32 выборки студентов-мужчин из 23 стран на родном языке оценивали 100 свободных от культурных коннотаций существительных (типа «хлеб» или «огонь») с помощью 50 биполярных шкал.[с. 124]После перевода на английский язык шкал, которые были выделены каждой выборкой как соотносящиеся с тремя измерениями, обнаружилось, что одни и те же шкалы связаны с одними и теми же факторами практически во всех культурах. Так, шкалы «прекрасный — ужасный», «сладкий — кислый», «хороший — плохой» повсюду измеряют оценку, шкалы «сильный — слабый», «большой — маленький», «высокий — низкий» — силу, а «быстрый — медленный», «шумный — спокойный», «молодой — старый» — активность.
Иными словами, используя три предложенных Осгудом измерения значений, можно проанализировать и сопоставить оценочные суждения людей, говорящих на разных языках. Хотя в дальнейшем были обнаружены и культурно-специфичные особенности[43], полученные данные позволяют сделать вывод об универсальной структуре аффективных значений.
Это означает, что индигенные личностные характеристики действительно поддаются адекватной трансляции членам других культур. Мы не можем с уверенностью сказать, что Триандис правильно передал значение слова «филотимос» своим англоязычным читателям, но исследования Осгуда доказывают, что это возможно в принципе.
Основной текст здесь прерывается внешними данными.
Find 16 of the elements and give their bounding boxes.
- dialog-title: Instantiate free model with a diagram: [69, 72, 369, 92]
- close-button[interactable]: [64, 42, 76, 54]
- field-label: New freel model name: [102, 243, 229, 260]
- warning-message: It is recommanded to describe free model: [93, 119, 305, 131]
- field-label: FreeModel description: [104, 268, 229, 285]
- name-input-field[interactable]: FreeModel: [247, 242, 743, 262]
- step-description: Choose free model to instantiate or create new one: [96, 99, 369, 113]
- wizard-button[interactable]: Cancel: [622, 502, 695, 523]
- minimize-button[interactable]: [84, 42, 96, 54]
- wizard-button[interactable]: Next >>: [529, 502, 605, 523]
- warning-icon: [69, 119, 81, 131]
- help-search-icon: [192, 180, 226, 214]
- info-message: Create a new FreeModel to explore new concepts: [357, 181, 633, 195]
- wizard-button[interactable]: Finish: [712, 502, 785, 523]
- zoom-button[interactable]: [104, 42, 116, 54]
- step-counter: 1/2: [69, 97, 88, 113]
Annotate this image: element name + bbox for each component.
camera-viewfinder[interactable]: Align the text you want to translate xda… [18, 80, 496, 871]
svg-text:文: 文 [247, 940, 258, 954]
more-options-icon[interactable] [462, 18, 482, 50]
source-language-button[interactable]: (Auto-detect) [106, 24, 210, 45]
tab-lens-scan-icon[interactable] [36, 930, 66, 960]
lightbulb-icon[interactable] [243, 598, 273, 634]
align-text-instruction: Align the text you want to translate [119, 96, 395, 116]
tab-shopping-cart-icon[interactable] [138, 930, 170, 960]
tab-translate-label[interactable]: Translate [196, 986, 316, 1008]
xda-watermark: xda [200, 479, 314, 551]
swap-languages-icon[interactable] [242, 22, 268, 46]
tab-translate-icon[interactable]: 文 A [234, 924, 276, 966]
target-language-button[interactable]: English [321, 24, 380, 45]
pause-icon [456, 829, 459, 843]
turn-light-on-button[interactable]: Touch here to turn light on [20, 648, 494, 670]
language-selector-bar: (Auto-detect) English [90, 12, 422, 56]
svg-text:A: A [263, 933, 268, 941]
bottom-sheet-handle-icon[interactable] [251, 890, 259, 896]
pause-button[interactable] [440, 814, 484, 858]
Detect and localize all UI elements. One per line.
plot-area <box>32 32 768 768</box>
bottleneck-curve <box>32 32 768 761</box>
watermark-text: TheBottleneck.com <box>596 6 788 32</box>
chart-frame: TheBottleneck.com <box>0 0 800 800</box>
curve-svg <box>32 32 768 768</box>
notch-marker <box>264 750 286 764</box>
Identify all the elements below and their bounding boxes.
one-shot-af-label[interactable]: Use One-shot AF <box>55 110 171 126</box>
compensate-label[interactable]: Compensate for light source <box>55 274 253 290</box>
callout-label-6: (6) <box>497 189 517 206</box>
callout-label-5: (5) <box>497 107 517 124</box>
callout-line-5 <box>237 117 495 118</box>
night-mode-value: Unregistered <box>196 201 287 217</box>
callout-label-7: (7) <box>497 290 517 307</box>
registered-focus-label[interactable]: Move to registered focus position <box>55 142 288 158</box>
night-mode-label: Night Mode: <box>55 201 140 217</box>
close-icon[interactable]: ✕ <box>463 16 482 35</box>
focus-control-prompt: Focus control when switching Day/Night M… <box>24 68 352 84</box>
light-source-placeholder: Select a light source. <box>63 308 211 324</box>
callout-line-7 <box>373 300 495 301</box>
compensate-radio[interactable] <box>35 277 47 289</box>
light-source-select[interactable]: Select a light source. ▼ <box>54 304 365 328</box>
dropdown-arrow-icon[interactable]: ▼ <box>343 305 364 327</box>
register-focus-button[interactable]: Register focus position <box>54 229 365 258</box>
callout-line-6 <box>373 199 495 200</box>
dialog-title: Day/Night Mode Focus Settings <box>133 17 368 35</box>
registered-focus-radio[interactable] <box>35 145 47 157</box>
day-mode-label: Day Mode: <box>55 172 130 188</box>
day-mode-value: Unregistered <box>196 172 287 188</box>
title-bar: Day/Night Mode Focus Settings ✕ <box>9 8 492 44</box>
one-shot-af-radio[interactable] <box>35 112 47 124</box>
Для понятия «филотимос» нет точного эквивалента в американском английском или русском языках, но область в семантическом пространстве, занимаемая им в греческом языке, в других языках представлена близкими по смыслу словами:
«"Филотимос" молодой человек в традиционном греческом обществе не женится, пока не заработает на приданое своей сестре, и греки рассматривают это качество как причину для такого поведения. В других обществах обязательства в отношении брака сестры может не существовать, но там существуют другие обязательства или — в более широком плане — другие нормы, регулирующие социальное поведение. При ответе на вопрос, каковы причины выполнения подобных обязательств, люди из разных культур используют понятия долг, честь, уважение, т. е. термины из списка Триандиса и Вассилиу, переводивших греческое слово»[Berry et al.,2002, p. 176].
Кроме исследований отдельных — универсальных и культурно-специфичных — личностных черт, в сравнительно-культурной психологии (в рамках типологического подхода к изучению личности) [с. 125]существует и традиция измерений с помощью личностных тестов. Так, по всему миру распространен «Личностный опросник Айзенка» (ECQ) для диагностики нейротизма (эмоциональной неустойчивости), экстраверсии—интроверсии и психотизма (эгоцентризма, эгоизма и неконтактности). На основе сходства результатов, полученных с помощью идентичных (переведенных с английского языка и адаптированных) опросников в более чем 20 странах, был сделан вывод о всеобщности выделенных Г. Айзенком (1911–1997) измерений личности. Однако до настоящего времени нет четких доказательств того, что один и тот же набор черт, даже имеющих физиологическую основу, может быть всеобщим и служить для объяснения поведения людей в любой культуре.
Этот упрек можно адресовать и пятифакторной модели личности, состоящей из «Большой пятерки» (Big Five) факторов, которые большинство авторов интерпретируют как: 1) экстраверсию (энергичность); 2) доброжелательность; 3) сознательность (совестливость); 4) эмоциональную устойчивость; 5) интеллектуальную свободу (открытость новому опыту). Первоначально эти измерения были получены с помощью факторного анализа наборов личностных черт, использованных американскими испытуемыми при описании себя и других людей. Вслед за американским английским «Большая пятерка» была выделена в голландском, немецком, итальянском, польском и других европейских языках, а также в языках азиатских — китайском, филиппинском, японском. Универсальность данной структуры личностных черт подтверждается тем, что в каждой культуре факторному анализу подвергался индиген- ный, а не переведенный с английского языка набор личностных черт [Church, Lonner,1998][44].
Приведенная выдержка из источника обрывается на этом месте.